Sebagai contoh, seorang kepala sekolah yang tetap setia
mendampingi dan mendukung para guru walaupun ia mendapatkan tekanan yang luar
biasa dari para orang tua dan penguasa. Hal ini menjadi symbol dari sebuah
keterpaduan dan loyalitas pada kultur sekolah. Ini adalah cerita yang
berulangkali dikisahkan kepada para guru baru, dimana hal tersebut memberikan
arti khusus ketika diinterpretasikan. Kisah-kisah yang da seringkali
menceritakan tentang kepahlawanan dalam sebuah organisasi yang juga sekaligus
menjadi lambang organisasi tersebut; kisah-kisah tersebut memberikan pandangan
yang mendalam mengenai nilai-nilai dasar yang digunakan oleh organisasi. Lambang-lambang
dan ritual-ritual juga menjdi bagian penting dalam kultur sekolah.[2]
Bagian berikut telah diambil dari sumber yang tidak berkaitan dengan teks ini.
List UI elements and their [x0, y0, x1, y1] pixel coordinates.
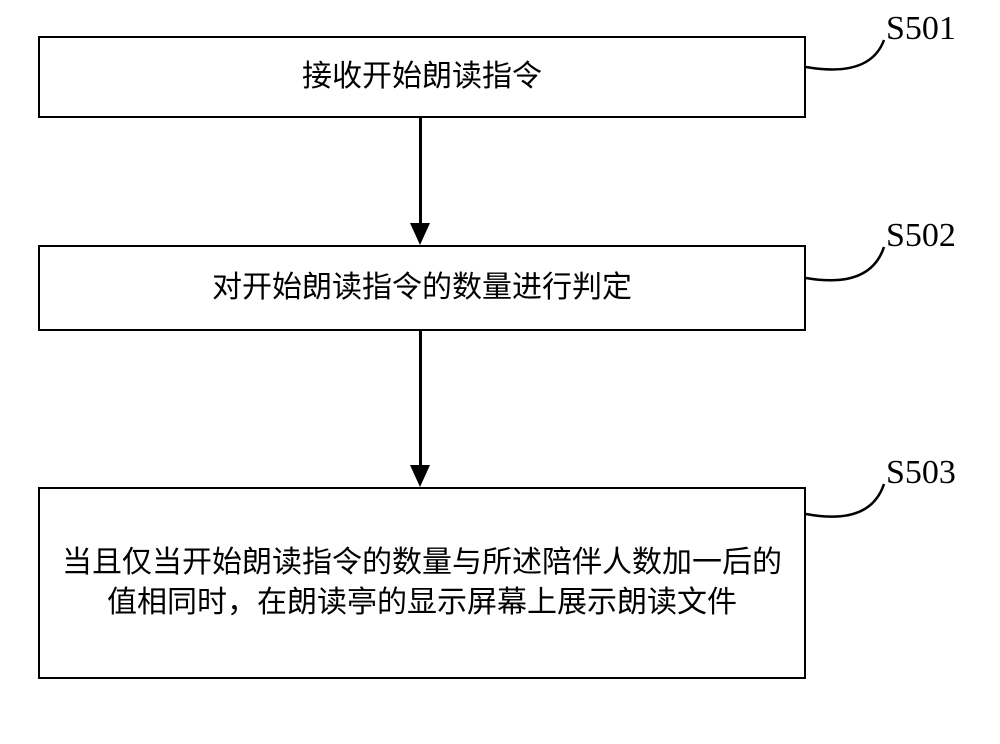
flow-node-text: 接收开始朗读指令 [302, 57, 542, 98]
flow-arrow-head-icon [410, 465, 430, 487]
label-connector [802, 243, 888, 293]
flow-node-judge-quantity: 对开始朗读指令的数量进行判定 [38, 245, 806, 331]
step-label-s501: S501 [886, 10, 956, 48]
flow-node-display-file: 当且仅当开始朗读指令的数量与所述陪伴人数加一后的值相同时，在朗读亭的显示屏幕上展… [38, 487, 806, 679]
flow-node-text: 当且仅当开始朗读指令的数量与所述陪伴人数加一后的值相同时，在朗读亭的显示屏幕上展… [60, 543, 784, 624]
flow-arrow-shaft [419, 118, 422, 225]
flow-arrow-head-icon [410, 223, 430, 245]
label-connector [802, 480, 888, 530]
flow-arrow-shaft [419, 331, 422, 467]
step-label-s503: S503 [886, 454, 956, 492]
flow-node-receive-command: 接收开始朗读指令 [38, 36, 806, 118]
flow-node-text: 对开始朗读指令的数量进行判定 [212, 268, 632, 309]
step-label-text: S503 [886, 454, 956, 491]
label-connector [802, 36, 888, 82]
flowchart-canvas: { "type": "flowchart", "background_color… [0, 0, 1000, 744]
step-label-text: S502 [886, 217, 956, 254]
step-label-s502: S502 [886, 217, 956, 255]
step-label-text: S501 [886, 10, 956, 47]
Tiga cara umum untuk mengubah iklim dan kultur dijelaskan
pada bagian ini. Alan Brown (1965) telah mengembangkan sebuah strategi klinis
dan strategi pendekatan yang berfokus pada perkembangan, dan Ralph Kilmann
(1984) telah berhasil mengimplementasikan sebuah prosedur untuk mengubah kultur
normative organisasi.
1. Strategi Klinis
Manipulasi
hubungan intergroup dan interpersonal dapat mendorong terjadinya perubahan.
Cara klini seperti itu yang ditujukan untuk membuat perubahan dapat dilakukan
dengan langkah-langkah seperti berikut.
·
Mendapatkan informasi sebanyak-banyaknya mengenai
organisasi.
Pendekatan klinis ini dimulai dengan mendapatkan
informasi yang menyeluruh dan rinci mengenai dinamika organisasi di sekolah.
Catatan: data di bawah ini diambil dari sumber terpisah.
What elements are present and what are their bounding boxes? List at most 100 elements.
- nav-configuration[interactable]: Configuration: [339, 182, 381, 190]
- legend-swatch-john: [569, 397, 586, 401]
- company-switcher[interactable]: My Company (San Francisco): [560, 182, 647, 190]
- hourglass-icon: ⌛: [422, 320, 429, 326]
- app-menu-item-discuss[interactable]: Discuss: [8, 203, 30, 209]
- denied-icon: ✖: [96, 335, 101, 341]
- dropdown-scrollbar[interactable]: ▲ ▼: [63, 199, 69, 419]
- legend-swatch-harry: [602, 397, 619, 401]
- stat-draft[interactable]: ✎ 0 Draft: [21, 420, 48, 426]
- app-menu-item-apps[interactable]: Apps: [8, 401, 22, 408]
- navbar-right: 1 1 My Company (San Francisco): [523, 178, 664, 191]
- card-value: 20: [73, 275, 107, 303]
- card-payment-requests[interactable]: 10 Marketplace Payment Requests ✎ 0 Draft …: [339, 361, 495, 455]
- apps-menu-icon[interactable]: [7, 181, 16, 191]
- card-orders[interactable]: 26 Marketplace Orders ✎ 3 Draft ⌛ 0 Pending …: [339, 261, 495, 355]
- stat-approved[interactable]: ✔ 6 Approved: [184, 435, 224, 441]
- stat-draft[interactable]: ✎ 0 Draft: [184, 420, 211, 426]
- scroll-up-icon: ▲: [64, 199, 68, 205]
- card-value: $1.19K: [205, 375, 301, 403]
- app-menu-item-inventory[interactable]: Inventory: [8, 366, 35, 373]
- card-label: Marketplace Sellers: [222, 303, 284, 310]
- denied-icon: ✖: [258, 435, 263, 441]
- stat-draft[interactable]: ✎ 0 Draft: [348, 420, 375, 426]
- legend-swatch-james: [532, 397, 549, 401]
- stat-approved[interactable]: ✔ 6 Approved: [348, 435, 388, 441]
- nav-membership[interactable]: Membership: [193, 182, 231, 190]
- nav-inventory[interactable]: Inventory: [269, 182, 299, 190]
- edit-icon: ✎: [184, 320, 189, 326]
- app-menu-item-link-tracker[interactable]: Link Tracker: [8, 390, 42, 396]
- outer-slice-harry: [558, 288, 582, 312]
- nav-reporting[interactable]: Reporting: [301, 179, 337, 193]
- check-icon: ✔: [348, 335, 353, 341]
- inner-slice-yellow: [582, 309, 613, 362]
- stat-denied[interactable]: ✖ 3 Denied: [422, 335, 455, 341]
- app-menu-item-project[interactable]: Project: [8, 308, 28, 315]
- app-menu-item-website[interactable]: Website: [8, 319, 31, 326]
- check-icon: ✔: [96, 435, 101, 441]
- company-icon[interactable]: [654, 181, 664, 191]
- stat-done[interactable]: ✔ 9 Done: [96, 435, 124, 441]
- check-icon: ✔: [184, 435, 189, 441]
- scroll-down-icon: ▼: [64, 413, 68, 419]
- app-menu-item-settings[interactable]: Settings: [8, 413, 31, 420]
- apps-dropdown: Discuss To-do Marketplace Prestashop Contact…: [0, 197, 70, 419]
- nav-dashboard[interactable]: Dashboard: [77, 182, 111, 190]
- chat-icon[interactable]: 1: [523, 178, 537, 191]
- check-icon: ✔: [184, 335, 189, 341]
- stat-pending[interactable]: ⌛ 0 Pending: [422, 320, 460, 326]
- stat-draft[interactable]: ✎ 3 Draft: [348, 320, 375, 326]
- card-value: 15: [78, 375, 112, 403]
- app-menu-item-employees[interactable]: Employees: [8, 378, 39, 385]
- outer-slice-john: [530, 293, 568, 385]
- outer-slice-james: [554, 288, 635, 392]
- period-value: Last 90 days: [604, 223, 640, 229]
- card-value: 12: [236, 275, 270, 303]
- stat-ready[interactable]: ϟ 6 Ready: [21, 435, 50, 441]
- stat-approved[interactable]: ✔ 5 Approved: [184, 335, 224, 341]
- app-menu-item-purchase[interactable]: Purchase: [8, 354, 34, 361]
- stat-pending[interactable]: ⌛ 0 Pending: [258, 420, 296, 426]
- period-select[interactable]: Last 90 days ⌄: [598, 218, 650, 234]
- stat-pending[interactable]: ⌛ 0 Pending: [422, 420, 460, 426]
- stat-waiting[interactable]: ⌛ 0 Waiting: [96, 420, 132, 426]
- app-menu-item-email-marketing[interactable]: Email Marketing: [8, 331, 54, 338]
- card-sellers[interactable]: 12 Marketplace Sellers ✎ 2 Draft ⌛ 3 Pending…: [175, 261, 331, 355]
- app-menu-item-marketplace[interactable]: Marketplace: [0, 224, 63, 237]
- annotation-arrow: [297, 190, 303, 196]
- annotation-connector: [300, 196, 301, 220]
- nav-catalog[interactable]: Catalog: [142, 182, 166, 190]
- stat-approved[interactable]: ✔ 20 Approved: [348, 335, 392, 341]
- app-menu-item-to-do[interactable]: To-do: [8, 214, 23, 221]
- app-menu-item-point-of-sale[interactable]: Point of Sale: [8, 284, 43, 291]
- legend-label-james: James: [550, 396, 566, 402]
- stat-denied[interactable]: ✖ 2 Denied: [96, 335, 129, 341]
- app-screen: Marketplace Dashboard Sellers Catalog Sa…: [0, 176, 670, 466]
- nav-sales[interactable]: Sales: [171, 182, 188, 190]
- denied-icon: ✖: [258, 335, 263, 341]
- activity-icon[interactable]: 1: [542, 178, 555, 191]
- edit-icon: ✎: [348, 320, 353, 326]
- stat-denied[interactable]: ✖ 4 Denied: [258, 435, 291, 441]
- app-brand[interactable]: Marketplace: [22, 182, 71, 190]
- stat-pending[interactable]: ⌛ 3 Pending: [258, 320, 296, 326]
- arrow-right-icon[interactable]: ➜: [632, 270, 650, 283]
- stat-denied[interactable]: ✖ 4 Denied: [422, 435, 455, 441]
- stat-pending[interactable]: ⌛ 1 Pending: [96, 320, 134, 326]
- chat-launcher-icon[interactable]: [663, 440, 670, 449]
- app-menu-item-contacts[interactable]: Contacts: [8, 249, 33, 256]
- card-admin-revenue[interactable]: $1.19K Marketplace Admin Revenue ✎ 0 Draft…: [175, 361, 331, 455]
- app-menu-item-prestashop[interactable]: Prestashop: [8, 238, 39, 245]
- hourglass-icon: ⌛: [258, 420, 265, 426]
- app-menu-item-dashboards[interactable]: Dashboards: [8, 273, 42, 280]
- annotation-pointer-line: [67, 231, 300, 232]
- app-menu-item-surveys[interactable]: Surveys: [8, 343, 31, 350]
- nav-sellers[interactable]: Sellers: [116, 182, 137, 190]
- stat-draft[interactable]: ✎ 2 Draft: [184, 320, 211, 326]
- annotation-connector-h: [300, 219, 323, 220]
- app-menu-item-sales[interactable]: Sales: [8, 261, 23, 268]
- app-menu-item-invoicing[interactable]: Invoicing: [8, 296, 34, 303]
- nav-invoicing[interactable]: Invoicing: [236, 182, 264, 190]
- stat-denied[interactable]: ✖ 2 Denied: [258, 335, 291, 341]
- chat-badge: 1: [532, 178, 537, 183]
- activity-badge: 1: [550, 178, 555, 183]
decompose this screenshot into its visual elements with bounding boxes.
Informasi-informasi tersebut, tentu saja, didapatkan melalui observasi yang
dilakukan secara seksama, analisis, dan kajian/ penelitian.
·
Diagnosis
Langkah kedua dalam proses strategi klinis adalah
melakukan diagnosa. Kembali lagi, sumber-sumber konseptual, yang berasal dari
bermacam-macam perspektif, dapat memberikan penamaan yang digunakan untuk
mendiagnosa wilayah-wilayah yang potensial menimbulkan masalah..
·
Prognosis/
Perkiraan
Pada langkah ketiga, para pengguna strategi klinis ini
akan menilai tingkat keseriusan situasi yang ada dan mengembangkan seperangkat
prioritas operasional untuk menciptakan situasi yang lebih baik.
·
Prescription/
Penanggulangan
Rangkaian tindakan yang tepat seringkali tidak tampak.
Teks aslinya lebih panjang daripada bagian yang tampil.